The company had previously expected underlying after-tax profit to be between $260 million and $340 million, but on Monday said it now forecast a range of $220 million to $270 million.
The company noted the financial impact of the outage cannot be recovered through insurance.Credit:Fairfax
Unit 2 at AGL’s Loy Yang A power plant was taken out of service on February 15 because of an electrical fault with the generator.
The company noted the financial impact of the outage cannot be recovered through insurance. It does not expect the unit to be back online until August 1.
“However, engineering assessments are continuing, and AGL will inform the market of any material changes to this timeframe,” it said.
Loy Yang A, which runs on brown coal, is Victoria’s biggest power station, supplying about 30 per cent of the state’s electricity. It’s the second time that Unit 2 has broken down in the past three years following a seven-month outage in 2019.

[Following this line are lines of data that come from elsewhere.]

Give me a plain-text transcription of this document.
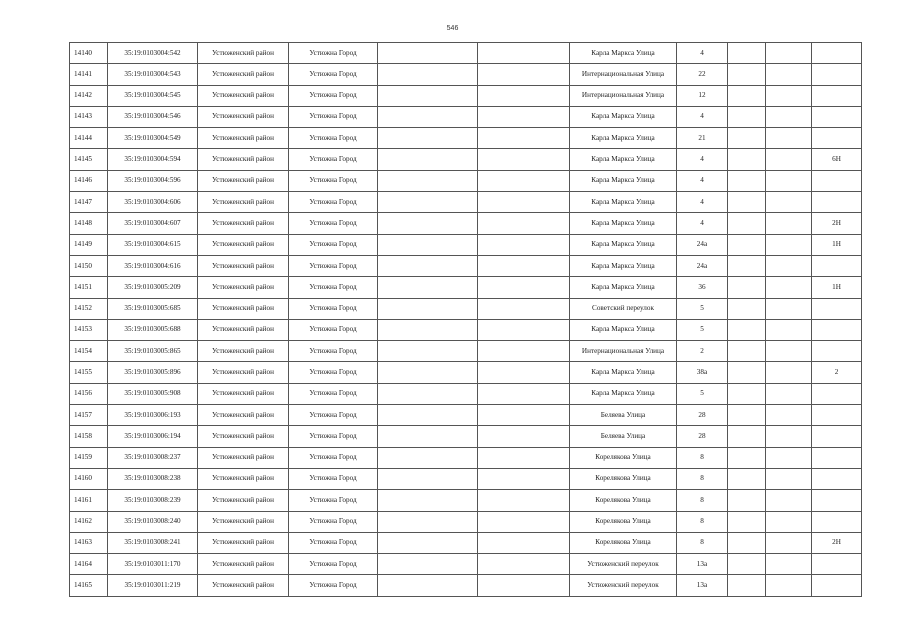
546
14140	35:19:0103004:542	Устюженский район	Устюжна Город			Карла Маркса Улица	4			
14141	35:19:0103004:543	Устюженский район	Устюжна Город			Интернациональная Улица	22			
14142	35:19:0103004:545	Устюженский район	Устюжна Город			Интернациональная Улица	12			
14143	35:19:0103004:546	Устюженский район	Устюжна Город			Карла Маркса Улица	4			
14144	35:19:0103004:549	Устюженский район	Устюжна Город			Карла Маркса Улица	21			
14145	35:19:0103004:594	Устюженский район	Устюжна Город			Карла Маркса Улица	4			6Н
14146	35:19:0103004:596	Устюженский район	Устюжна Город			Карла Маркса Улица	4			
14147	35:19:0103004:606	Устюженский район	Устюжна Город			Карла Маркса Улица	4			
14148	35:19:0103004:607	Устюженский район	Устюжна Город			Карла Маркса Улица	4			2Н
14149	35:19:0103004:615	Устюженский район	Устюжна Город			Карла Маркса Улица	24а			1Н
14150	35:19:0103004:616	Устюженский район	Устюжна Город			Карла Маркса Улица	24а			
14151	35:19:0103005:209	Устюженский район	Устюжна Город			Карла Маркса Улица	36			1Н
14152	35:19:0103005:685	Устюженский район	Устюжна Город			Советский переулок	5			
14153	35:19:0103005:688	Устюженский район	Устюжна Город			Карла Маркса Улица	5			
14154	35:19:0103005:865	Устюженский район	Устюжна Город			Интернациональная Улица	2			
14155	35:19:0103005:896	Устюженский район	Устюжна Город			Карла Маркса Улица	38а			2
14156	35:19:0103005:908	Устюженский район	Устюжна Город			Карла Маркса Улица	5			
14157	35:19:0103006:193	Устюженский район	Устюжна Город			Беляева Улица	28			
14158	35:19:0103006:194	Устюженский район	Устюжна Город			Беляева Улица	28			
14159	35:19:0103008:237	Устюженский район	Устюжна Город			Корелякова Улица	8			
14160	35:19:0103008:238	Устюженский район	Устюжна Город			Корелякова Улица	8			
14161	35:19:0103008:239	Устюженский район	Устюжна Город			Корелякова Улица	8			
14162	35:19:0103008:240	Устюженский район	Устюжна Город			Корелякова Улица	8			
14163	35:19:0103008:241	Устюженский район	Устюжна Город			Корелякова Улица	8			2Н
14164	35:19:0103011:170	Устюженский район	Устюжна Город			Устюженский переулок	13а			
14165	35:19:0103011:219	Устюженский район	Устюжна Город			Устюженский переулок	13а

The latest breakdown is untimely for AGL, given wholesale electricity prices are on the rise in Victoria. Wholesale futures prices in Victoria have surged to $176 per megawatt-hour, up from less than $60 earlier this year.
Barrenjoey analyst Dale Koenders said the outage “adds to uncertainty” about AGL’s proposed demerger, under which it intends to split the company’s carbon-heavy power plants off from its retail arm and cleaner generation assets.
The board’s plan to break up the 180-year-old utilities giant into two entities – AGL Australia and Accel Energy – will be put to a shareholders vote on June 22.
“But Loy Yang adds to uncertainty around demerger … which we think needs to be resolved before investors consider whether to pay for these future earnings,” Koenders said.